No doubt you've known the frustration of missing a World Series game or another sporting event, after which you wish you had known how to record television shows. This is a highly desired luxury when you're unavailable to catch an episode of you favorite show because you're having to work late one day. You may also want to be able to skip advertisements, which can only be achieved by watching a recording. Being able to record television shows, most importantly, affords you the ability to watch things on your schedule and not that of the TV or Cable networks.


You will need the following:

  • A Video Cassette Recorder (VCR)

  • A Digital Video Recorder (DVR)

  • A Computer with a Video Capture Device and TV Tuner installed


  1. Record with a VCR. VCRs are the oldest devices manufactured in large quantities to record television shows. They are designed with cables which work with practically any type of television set, including modern High-Definition televisions (HDTV).

  2. Use a DVR. A Digital Video Recorder offers even more options than a VCR to record television, such as the potential for auto-skipping advertisements or scanning back and forth during a recording in progress. Also, because your recording is digital data, you can watch a DVR-recorded show as often as you want, without the degradation that occurs with a videotape.

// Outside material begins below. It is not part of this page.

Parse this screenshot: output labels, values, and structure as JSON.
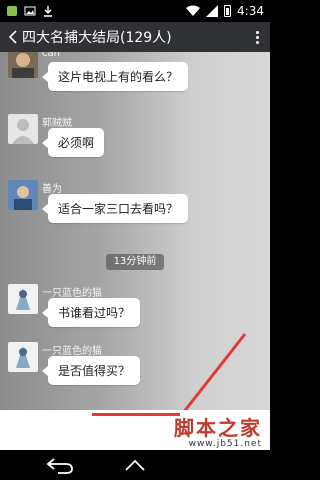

  3. Record television shows using your computer. Basically, this is called the Personal Video Recorder (PVR) system, or personal computer-based DVR solution. It involves installing a DVR system into your home computer, which will allow it to record television shows directly to your hard drive. This method is the most complex and potentially the most expensive, but once it is working, you will have the freedom to record and archive your shows onto a hard drive or DVD. This is no more or less legal than doing it via VCR, but in this case your recordings are digital data, so it will not degrade the way videotapes do.



  • When you record television shows on a VCR, it will appear as standard definition video when played on a HDTV.

  • If you want to auto-skip commercials, an after-market DVR may be a better choice than the one supplied by your Cable or Satellite TV provider.

  • You may want to consult a computer technician to install a DVR system into your personal computer.